| Man linked to YBM fraud arrested in Russia 
 Associated Press and Canadian Press
 
 Friday, January 25, 2008
 
 MOSCOW — Russian police have arrested a suspected international crime boss sought by the FBI who allegedly bilked investors in a company incorporated in Canada out of millions of dollars.
 
 Semyon Mogilevich, a Ukrainian-born Russian citizen and the driving force behind defunct YBM Magnex International Inc., has long been wanted by the FBI on suspicion of involvement in organized crime.
 
 Mr. Mogilevich was detained in Moscow late Wednesday, said Angela Kostoyeva, spokeswoman for the Russian Interior Ministry's anti-organized crime unit.
 
 The businessman was detained under the alias of Sergei Schneider, she said, adding that he has used 17 other names and holds passports from several countries. A Moscow court approved his formal arrest Thursday.
 
 The FBI said on its website that Mr. Mogilevich and two other men were wanted for his alleged participation in a multimillion-dollar scheme to defraud investors in the stock of YBM, a company that formerly traded on the Toronto stock market.
 
 The ITAR-Tass news agency said Mr.

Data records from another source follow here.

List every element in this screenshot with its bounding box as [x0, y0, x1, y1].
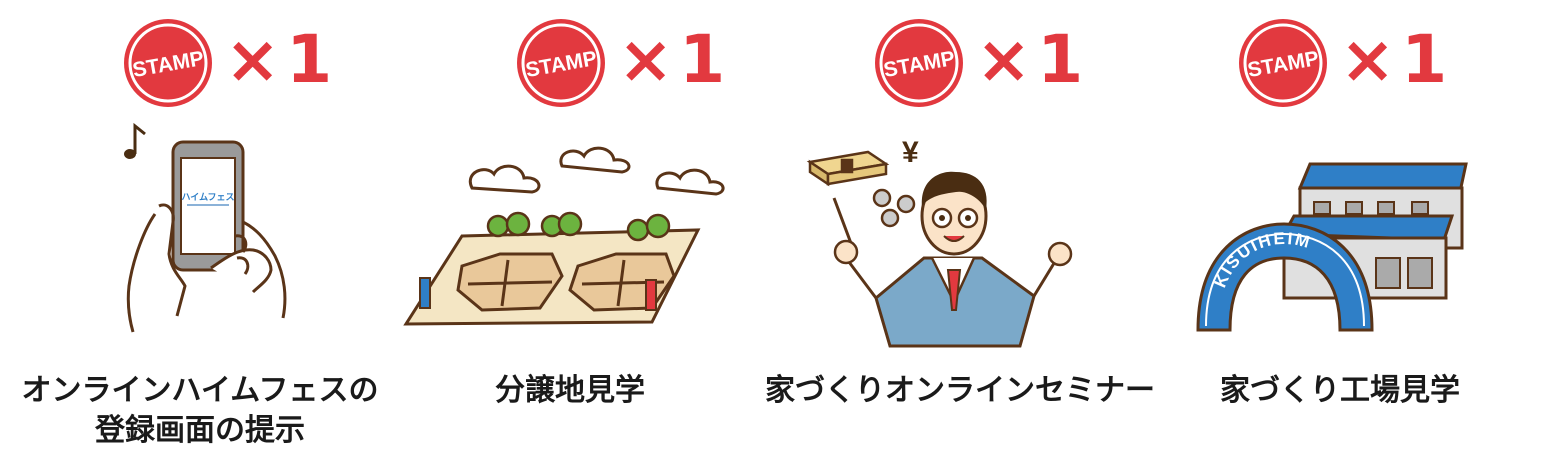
stamp-multiplier: ×1: [225, 21, 339, 98]
stamp-icon: STAMP: [124, 19, 212, 107]
caption-line-1: オンラインハイムフェスの: [21, 373, 379, 408]
phone-screen-logo: ハイムフェス: [181, 192, 234, 202]
stamp-reward: STAMP ×1: [1238, 18, 1447, 110]
stamp-multiplier: ×1: [976, 21, 1090, 98]
stamp-multiplier: ×1: [618, 21, 732, 98]
smartphone-illustration: ハイムフェス: [124, 122, 287, 333]
stamp-multiplier: ×1: [1340, 21, 1454, 98]
stamp-icon: STAMP: [1239, 19, 1327, 107]
caption-line-1: 家づくり工場見学: [1220, 373, 1460, 408]
stamp-card-registration: STAMP ×1 ハイムフェス オンラインハイムフェスの 登録画面の提示: [0, 0, 400, 458]
factory-illustration: KISUIHEIM: [1196, 162, 1468, 332]
cloud-icon: [468, 146, 725, 196]
seminar-presenter-illustration: ¥: [806, 136, 1073, 348]
stamp-card-online-seminar: STAMP ×1 ¥ 家づくりオンライ: [740, 0, 1180, 458]
stamp-card-factory-tour: STAMP ×1 KISUIHEIM 家づくり工場見学: [1180, 0, 1500, 458]
caption-line-1: 家づくりオンラインセミナー: [765, 373, 1155, 408]
stamp-reward: STAMP ×1: [123, 18, 332, 110]
stamp-reward: STAMP ×1: [874, 18, 1083, 110]
tree-icon: [486, 211, 671, 242]
stamp-icon: STAMP: [875, 19, 963, 107]
money-bundle-icon: [806, 150, 890, 187]
stamp-reward: STAMP ×1: [516, 18, 725, 110]
stamp-card-lot-tour: STAMP ×1 分譲地見学: [400, 0, 740, 458]
music-note-icon: [124, 122, 146, 159]
stamp-icon: STAMP: [517, 19, 605, 107]
land-lot-illustration: [403, 146, 725, 326]
caption-line-2: 登録画面の提示: [95, 413, 305, 448]
caption-line-1: 分譲地見学: [495, 373, 645, 408]
yen-symbol: ¥: [902, 136, 919, 169]
coin-icon: [872, 188, 916, 228]
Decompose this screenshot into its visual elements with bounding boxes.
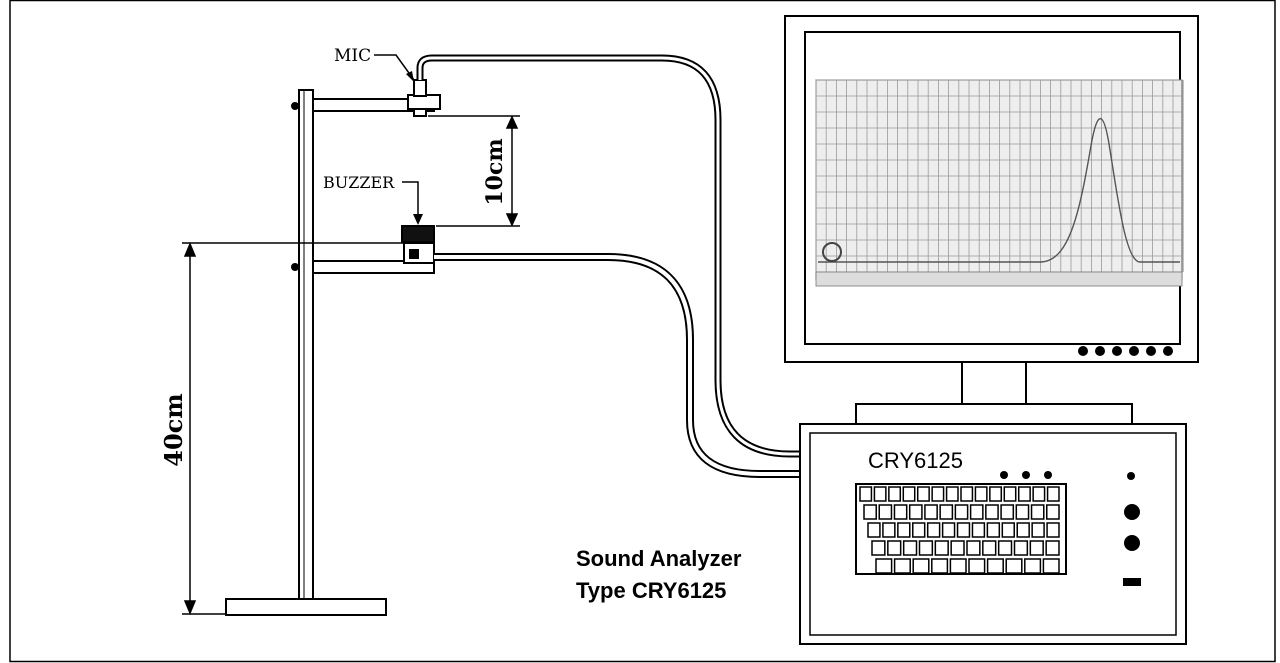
monitor-button-icon [1078, 346, 1088, 356]
mic-cable [416, 54, 802, 458]
mic-label: MIC [334, 46, 371, 66]
knob-icon [1124, 504, 1140, 520]
microphone [413, 79, 427, 97]
monitor-button-icon [1112, 346, 1122, 356]
caption-line2: Type CRY6125 [576, 578, 726, 603]
mic-leader [374, 54, 415, 81]
buzzer-label: BUZZER [323, 173, 395, 192]
monitor [784, 15, 1199, 425]
stand [225, 89, 441, 616]
frequency-response-curve [818, 117, 1180, 263]
diagram-frame [9, 0, 1276, 663]
buzzer-leader [402, 181, 419, 222]
console-indicator-icon [1044, 471, 1052, 479]
screen-logo-icon [822, 242, 842, 262]
monitor-button-icon [1095, 346, 1105, 356]
monitor-buttons [1078, 346, 1173, 356]
monitor-button-icon [1163, 346, 1173, 356]
dimension-10cm-label: 10cm [482, 138, 508, 205]
monitor-button-icon [1146, 346, 1156, 356]
caption-line1: Sound Analyzer [576, 546, 742, 571]
console-indicator-icon [1022, 471, 1030, 479]
keyboard-icon [855, 483, 1067, 575]
knob-icon [1124, 535, 1140, 551]
dimension-40cm [182, 242, 404, 615]
dimension-10cm [428, 115, 520, 227]
buzzer [401, 225, 435, 243]
analyzer-console: CRY6125 [799, 423, 1187, 645]
power-led-icon [1127, 472, 1135, 480]
device-model-label: CRY6125 [868, 448, 963, 473]
dimension-40cm-label: 40cm [159, 393, 188, 466]
usb-port-icon [1123, 578, 1141, 586]
stand-pole [298, 89, 314, 600]
monitor-button-icon [1129, 346, 1139, 356]
screen-graph [815, 79, 1184, 287]
console-indicator-icon [1000, 471, 1008, 479]
buzzer-cable [434, 253, 802, 478]
stand-base [225, 598, 387, 616]
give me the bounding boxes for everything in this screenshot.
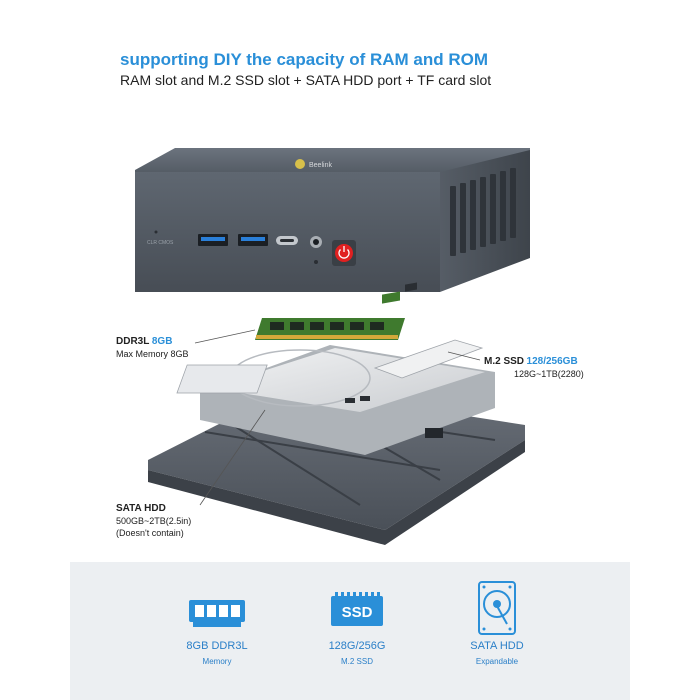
- clr-cmos-label: CLR CMOS: [147, 240, 174, 246]
- hdd-note: (Doesn't contain): [116, 528, 184, 538]
- side-vents: [450, 168, 516, 256]
- clr-cmos-hole: [154, 230, 158, 234]
- page-subtitle: RAM slot and M.2 SSD slot + SATA HDD por…: [120, 72, 492, 88]
- brand-logo-icon: [295, 159, 305, 169]
- ssd-name: M.2 SSD: [484, 356, 525, 367]
- hdd-name: SATA HDD: [116, 503, 166, 514]
- power-button: [335, 244, 353, 262]
- feature-ssd-subtitle: M.2 SSD: [340, 657, 373, 666]
- callout-ram: DDR3L 8GB Max Memory 8GB: [116, 335, 189, 360]
- feature-band: 8GB DDR3L Memory SSD 128G/256G M.2 SSD S…: [70, 562, 630, 700]
- hdd-detail: 500GB~2TB(2.5in): [116, 516, 192, 526]
- sata-connector: [425, 428, 443, 438]
- mini-pc-chassis: Beelink CLR CMOS: [135, 148, 530, 292]
- ram-module: [255, 318, 405, 340]
- usb-port-2: [238, 234, 268, 246]
- feature-hdd: SATA HDD Expandable: [427, 562, 567, 700]
- feature-ram-subtitle: Memory: [202, 657, 232, 666]
- feature-ram: 8GB DDR3L Memory: [147, 562, 287, 700]
- callout-hdd: SATA HDD 500GB~2TB(2.5in) (Doesn't conta…: [116, 502, 191, 539]
- mic-hole: [314, 260, 318, 264]
- m2-ssd: [373, 282, 484, 379]
- feature-hdd-subtitle: Expandable: [475, 657, 519, 666]
- ram-name: DDR3L: [116, 336, 150, 347]
- svg-text:SSD: SSD: [342, 604, 373, 621]
- hdd-icon: [478, 581, 516, 635]
- ssd-capacity: 128/256GB: [526, 356, 578, 367]
- product-illustration: Beelink CLR CMOS: [135, 148, 530, 545]
- feature-ram-title: 8GB DDR3L: [186, 640, 248, 652]
- page-title: supporting DIY the capacity of RAM and R…: [120, 50, 489, 69]
- chassis-front: [135, 172, 440, 292]
- feature-ssd-title: 128G/256G: [328, 640, 386, 652]
- brand-text: Beelink: [309, 162, 332, 169]
- ssd-icon: SSD: [331, 592, 383, 626]
- usb-port-1: [198, 234, 228, 246]
- ssd-detail: 128G~1TB(2280): [514, 369, 584, 379]
- feature-hdd-title: SATA HDD: [470, 640, 524, 652]
- callout-ssd: M.2 SSD 128/256GB 128G~1TB(2280): [484, 355, 584, 380]
- ram-icon: [189, 600, 245, 627]
- power-icon: [338, 249, 350, 259]
- feature-ssd: SSD 128G/256G M.2 SSD: [287, 562, 427, 700]
- ram-detail: Max Memory 8GB: [116, 349, 189, 359]
- ram-capacity: 8GB: [151, 336, 173, 347]
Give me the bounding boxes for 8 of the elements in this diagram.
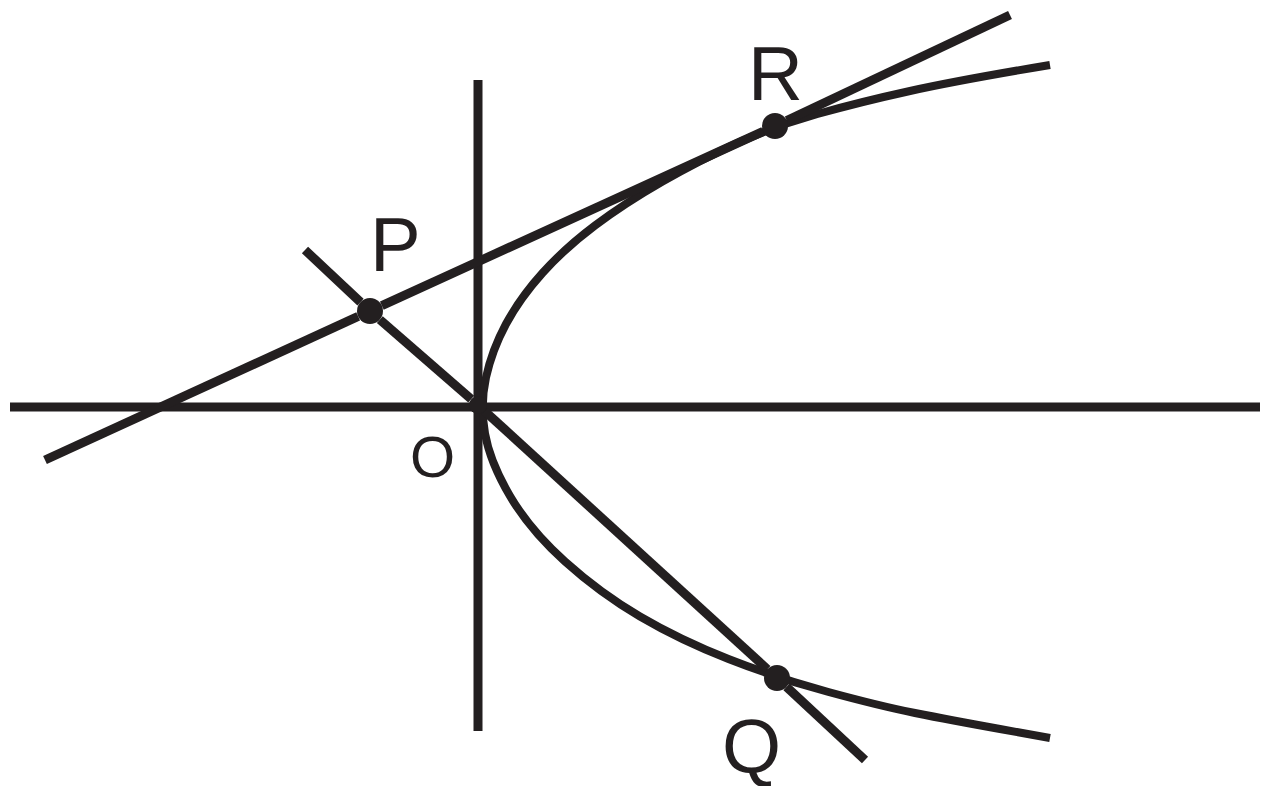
point-dot bbox=[762, 113, 788, 139]
point-dot bbox=[357, 298, 383, 324]
line-segment bbox=[379, 127, 766, 310]
point-dot bbox=[764, 665, 790, 691]
point-label: P bbox=[370, 207, 421, 283]
point-label: O bbox=[410, 428, 456, 486]
point-label: R bbox=[748, 36, 803, 112]
line-segment bbox=[376, 316, 475, 403]
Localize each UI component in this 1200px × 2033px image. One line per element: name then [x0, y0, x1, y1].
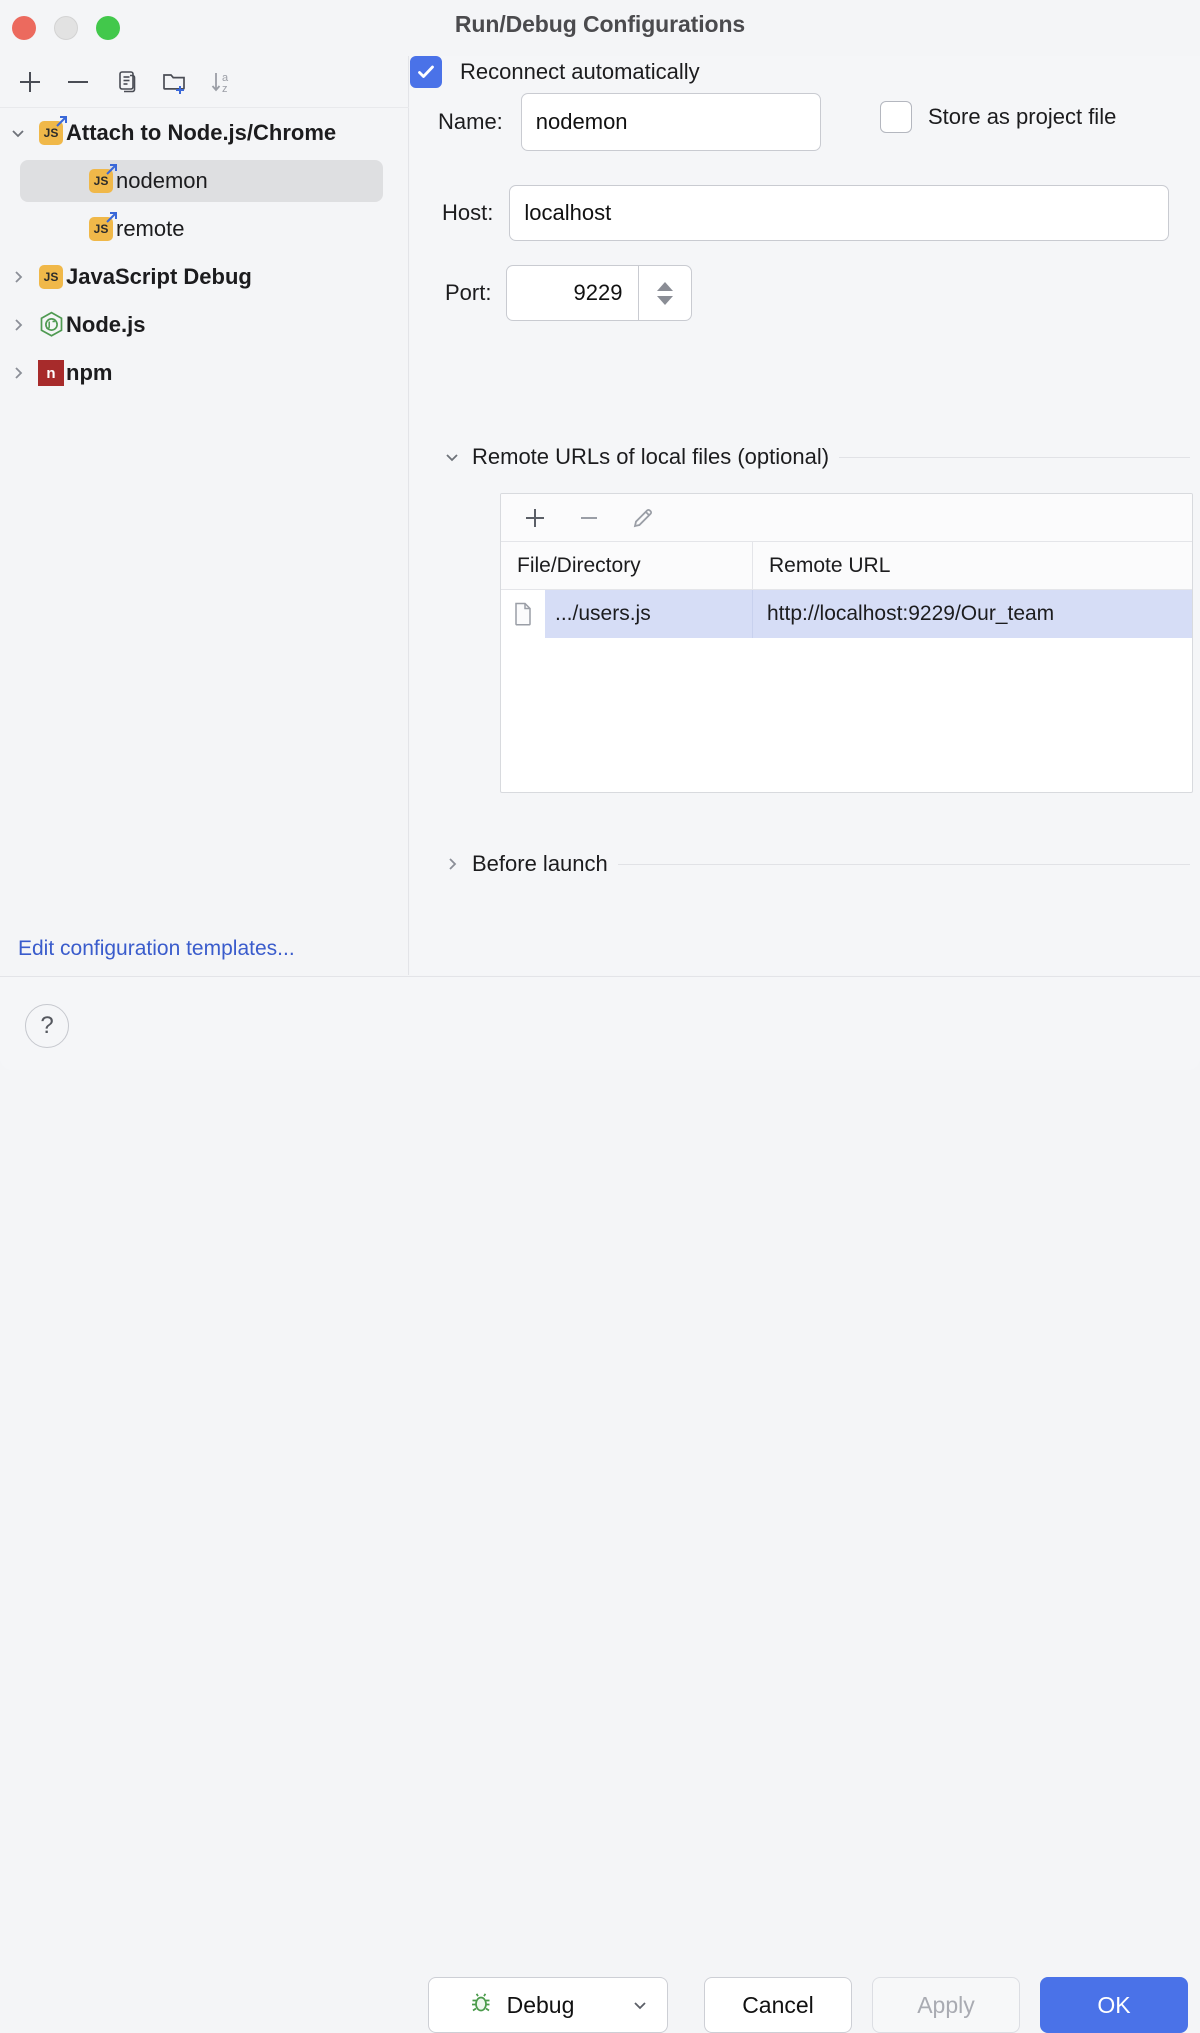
store-as-project-file-row[interactable]: Store as project file [880, 101, 1116, 133]
host-label: Host: [442, 200, 494, 225]
chevron-down-icon[interactable] [438, 447, 466, 467]
edit-configuration-templates-link[interactable]: Edit configuration templates... [18, 937, 295, 960]
host-row: Host: localhost [442, 185, 1170, 241]
add-configuration-button[interactable] [8, 62, 52, 102]
debug-button-label: Debug [506, 1991, 575, 2018]
name-input-value: nodemon [535, 109, 628, 134]
store-as-project-file-label: Store as project file [928, 104, 1117, 129]
zoom-window-button[interactable] [96, 16, 120, 40]
dialog-footer: ? Debug Cancel Apply OK [0, 976, 1200, 2033]
cell-file-directory[interactable]: .../users.js [545, 590, 753, 638]
port-stepper-buttons[interactable] [638, 265, 693, 321]
tree-item-label: remote [116, 216, 185, 241]
configuration-detail-panel: Name: nodemon Store as project file Host… [410, 56, 1200, 975]
port-decrement-icon[interactable] [657, 295, 674, 305]
edit-mapping-button[interactable] [621, 498, 665, 538]
configurations-tree[interactable]: JS Attach to Node.js/Chrome JS nodemon J… [0, 109, 409, 915]
tree-item-npm[interactable]: n npm [0, 349, 409, 397]
name-row: Name: nodemon [438, 93, 821, 151]
sort-configurations-button[interactable]: a z [200, 62, 244, 102]
tree-item-nodemon[interactable]: JS nodemon [0, 157, 409, 205]
reconnect-automatically-checkbox[interactable] [410, 56, 442, 88]
svg-text:z: z [222, 83, 228, 95]
debug-button[interactable]: Debug [428, 1977, 668, 2033]
port-input[interactable]: 9229 [506, 265, 639, 321]
port-stepper[interactable]: 9229 [506, 265, 693, 321]
remote-urls-table-toolbar [501, 494, 1192, 542]
tree-item-nodejs[interactable]: Node.js [0, 301, 409, 349]
reconnect-automatically-row[interactable]: Reconnect automatically [410, 56, 1200, 88]
tree-item-javascript-debug[interactable]: JS JavaScript Debug [0, 253, 409, 301]
remote-urls-section-title: Remote URLs of local files (optional) [472, 444, 830, 469]
minimize-window-button[interactable] [54, 16, 78, 40]
cell-remote-url[interactable]: http://localhost:9229/Our_team [753, 590, 1192, 638]
remote-urls-section-header[interactable]: Remote URLs of local files (optional) [438, 444, 1190, 470]
table-row[interactable]: .../users.js http://localhost:9229/Our_t… [501, 590, 1192, 638]
debug-button-main[interactable]: Debug [429, 1988, 612, 2022]
tree-item-label: npm [66, 360, 113, 385]
column-header-remote-url[interactable]: Remote URL [769, 553, 891, 577]
remote-urls-table: File/Directory Remote URL .../users.js h… [500, 493, 1193, 793]
remove-configuration-button[interactable] [56, 62, 100, 102]
js-attach-icon: JS [86, 164, 117, 193]
chevron-right-icon[interactable] [438, 854, 466, 874]
js-icon: JS [36, 265, 66, 289]
before-launch-section-header[interactable]: Before launch [438, 851, 1190, 877]
tree-item-label: Attach to Node.js/Chrome [66, 120, 337, 145]
store-as-project-file-checkbox[interactable] [880, 101, 912, 133]
chevron-right-icon[interactable] [0, 267, 36, 287]
host-input[interactable]: localhost [509, 185, 1170, 241]
chevron-down-icon[interactable] [0, 123, 36, 143]
sidebar-toolbar: a z [0, 56, 409, 108]
port-label: Port: [445, 280, 492, 305]
remote-urls-table-header: File/Directory Remote URL [501, 542, 1192, 590]
tree-item-label: nodemon [116, 168, 208, 193]
selection-highlight [20, 160, 383, 202]
bug-icon [467, 1988, 495, 2022]
window-title-bar: Run/Debug Configurations [0, 0, 1200, 56]
section-divider [839, 456, 1190, 458]
reconnect-automatically-label: Reconnect automatically [460, 59, 700, 84]
name-input[interactable]: nodemon [520, 93, 821, 151]
js-attach-icon: JS [36, 116, 67, 145]
chevron-right-icon[interactable] [0, 315, 36, 335]
close-window-button[interactable] [12, 16, 36, 40]
port-row: Port: 9229 [445, 265, 693, 321]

Mogilevich, who also has Hungarian and Israeli citizenship, also has been sought by police in Ukraine and Israel on charges of money-laundering, racketeering, weapons smuggling and illegal energy deals.
 
 According to a U.S. indictment, investors in YBM Magnex lost $150-million (U.S.) through Mr. Mogilevich's scheme, which involved inflating stock values, false accounting and laundering money.
 
 Mr. Mogilevich ran the scheme from his base in Budapest but left Hungary for Moscow in 1999 after a special FBI task force was set up in Budapest.
 
 In just four years, YBM Magnex saw its stock soar from 10 cents a share to around $14 a share on the Toronto stock market before officials halted trading in 1998.
 
 In 1999, a U.S. judge fined the company $3-million and ordered it to repay more than $77-million to defrauded investors. YBM, as a corporation, pleaded guilty to fraud and agreed to sell its $6.3-million headquarters to settle its debt.
 
 Nine YBM officers and board members - including former Ontario premier David Peterson - along with National Bank and investment dealer Griffiths McBurney, faced allegations of failing to disclose all material facts about YBM in a 1997 prospectus.
 
 Five YBM directors - but not Mr. Peterson - were variously ordered to repay the Ontario Securities Commission's investigation and hearing costs, ranging from $75,000 to $250,000 (Canadian), or barred from sitting on boards for a period of three years to life, or both.
 
 The OSC argued that YBM officials knew of allegations that company founders had ties to the Russian mob for months before investors were told. The respondents said there was no solid evidence of criminal activity.
 
 Hearings were held in Toronto over 18 months in 2001 and 2002.
 
 Mr. Mogilevich, who has an economics degree, has lived in Moscow for the past several years, according to news accounts. The 61-year-old businessman lived in Israel before moving to Hungary in 1995.
 
 Wednesday's arrest was made in connection with an investigation into an alleged tax evasion scheme by the owners of Arbat Prestige, a successful chain of Russian cosmetic stores.
 
 Dozens of police grabbed Mr. Mogilevich on the street near a supermarket, along with Vladimir Nekrasov, the majority owner of Arbat Prestige. The two men, who had been accompanied by a large group of bodyguards, surrendered without resisting.
 
 Authorities said Arbat Prestige was suspected of evading about $2-million in taxes.
 
 A spokesman for the U.S. Embassy declined to comment on the arrest. The U.S. has no extradition treaty with Russia.